Faster, Higher, Nastier.

6 Feb


As the Winter Olympics in Sochi officially open today I am steeling myself for two weeks, or whatever, of being really annoyed.

From the media to people on public transit, everyone will be talking about the games — as if it were the most normal thing in the world.

But if Vladimir Putin’s playground on the Black Sea has revealed anything about mammoth sports events like the bi-annual Olympic spend-a thons, the FIFA World Cup and so on, it is that there is practically nothing normal anymore about them.

Don’t get me wrong: I’m not a big sports fan, but I do understand that lots of people are, and that they like (for some reason I’ll never figure out) to watch people zip around an arena or dive off a diving board, in ways that all seem exactly similar, for three seconds. I also get the fact that people become all charged up watching their nation’s football team duke it out with another’s and hopefully win.

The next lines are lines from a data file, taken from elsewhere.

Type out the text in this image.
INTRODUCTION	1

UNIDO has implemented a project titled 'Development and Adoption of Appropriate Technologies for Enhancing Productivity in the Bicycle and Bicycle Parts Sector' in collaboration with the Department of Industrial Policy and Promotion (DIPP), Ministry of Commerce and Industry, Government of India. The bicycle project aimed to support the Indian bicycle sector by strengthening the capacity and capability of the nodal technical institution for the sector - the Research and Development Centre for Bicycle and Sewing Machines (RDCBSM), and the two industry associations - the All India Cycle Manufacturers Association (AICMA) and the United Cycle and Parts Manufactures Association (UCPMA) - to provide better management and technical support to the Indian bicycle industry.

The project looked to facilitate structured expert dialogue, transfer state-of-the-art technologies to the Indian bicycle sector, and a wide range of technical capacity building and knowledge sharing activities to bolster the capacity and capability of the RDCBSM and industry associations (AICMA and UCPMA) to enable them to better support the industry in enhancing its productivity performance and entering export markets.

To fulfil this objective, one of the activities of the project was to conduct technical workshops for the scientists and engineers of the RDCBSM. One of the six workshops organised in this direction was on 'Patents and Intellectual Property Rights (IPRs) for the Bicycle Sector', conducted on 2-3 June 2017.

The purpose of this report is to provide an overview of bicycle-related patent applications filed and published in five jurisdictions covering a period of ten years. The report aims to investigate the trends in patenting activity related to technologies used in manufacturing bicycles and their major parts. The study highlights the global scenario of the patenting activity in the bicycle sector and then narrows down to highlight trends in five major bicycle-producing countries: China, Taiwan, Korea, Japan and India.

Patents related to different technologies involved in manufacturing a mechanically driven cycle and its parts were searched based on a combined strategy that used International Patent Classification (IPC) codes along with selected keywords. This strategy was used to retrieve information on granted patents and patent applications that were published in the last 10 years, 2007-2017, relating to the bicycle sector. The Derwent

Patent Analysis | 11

I have lots of friends who look forward to these emotional moments, including one who got physically ill as he watched Brazil lose incomprehensibly to France at the 1998 World Cup.

Sports, and sports competitions, have been with us since prehistoric times; our engagement with them is natural.

But what I don’t get and in fact find increasingly absurd, if not criminal, is the way they must take place somewhere new all over the world, year after year. If sports are really what sporting events are all about, then there’s no reason why they can’t take place in the same venue all the time. Or at least, by this point, at anyone of the scores of already existing ones.

This idea, however, would be anathema to the various money-hungry sporting bodies and their corporate backers. Their periodic show-downs are far more about cash than sportsmanship and athletics. They — and the governments who keep jumping up and down with their hands up like smarty-pants school kids — are only to happy to see billions of dollars of public money wasted on a consistent basis for infrastructure that has little, in some cases no, sustainable value.

Sochi, with its mega-millions lost to graft and corruption (i.e. the bank accounts of Putin and Co), is probably the most egregious example. Qatar is running neck-and-neck with it, however, literally working hundreds of migrant workers to death in slave-labour-like conditions as it prepares for the 2022 World Cup games they greased many a FIFA palm to obtain.

Last year, a reporter with the Guardian asked the Qatari labour ministry why so many young Nepalese workers were dying of heart attacks on its building sites. The response: “This question would be better suited for the relevant health authorities or the government of Nepal.” Nice.

Like South Africa a few years ago, Brazil is offering us another example of the inherent irony of developing countries spending money on a few days of fun-and-games instead of desperately needed (and, need I even say it, more useful) public services and infrastructure. Millions of people demonstrated against the vast waste of money last year and apparently the Brazilian government is busily spying on potential sources of more popular interference this summer.

At Sochi, meanwhile, an eye-watering $50 billion has been wasted. People have lost their houses and been shoehorned into apartments to make way for its tawdry stadia and such, and even stray dogs, mostly abandoned pets, are being killed en masse in a misbegotten effort to polish this Putin-esque turd.

The absolutely worst thing about this iteration of the Olympics, however, is the poisonous political atmosphere in which they are taking place: the dictatorial Putin’s establishment of an intolerant, inhumane and downright nasty set of anti-gay laws only makes me wonder how on earth this nation, like Germany in 1936, was allowed to host them in the first place.

I applaud the fact that many athletes may well try and embarrass him, but most of the media attention will, of course, be on athletic performances. And Putin is only too aware of that.

As the international competitors hole up in their ring-fenced quarters and concentrate on winning, so will the reporters as they cover each result of each event ad nauseum. Viewers may be treated to the odd story on the rampant physical attacks on people because of their sexual orientation — maybe — but that is not the focus here. The real story in Sochi is going to be about physical prowess, and ethics won’t get much of a look in.

And that should make us question the entire way we let these sports event into our lives.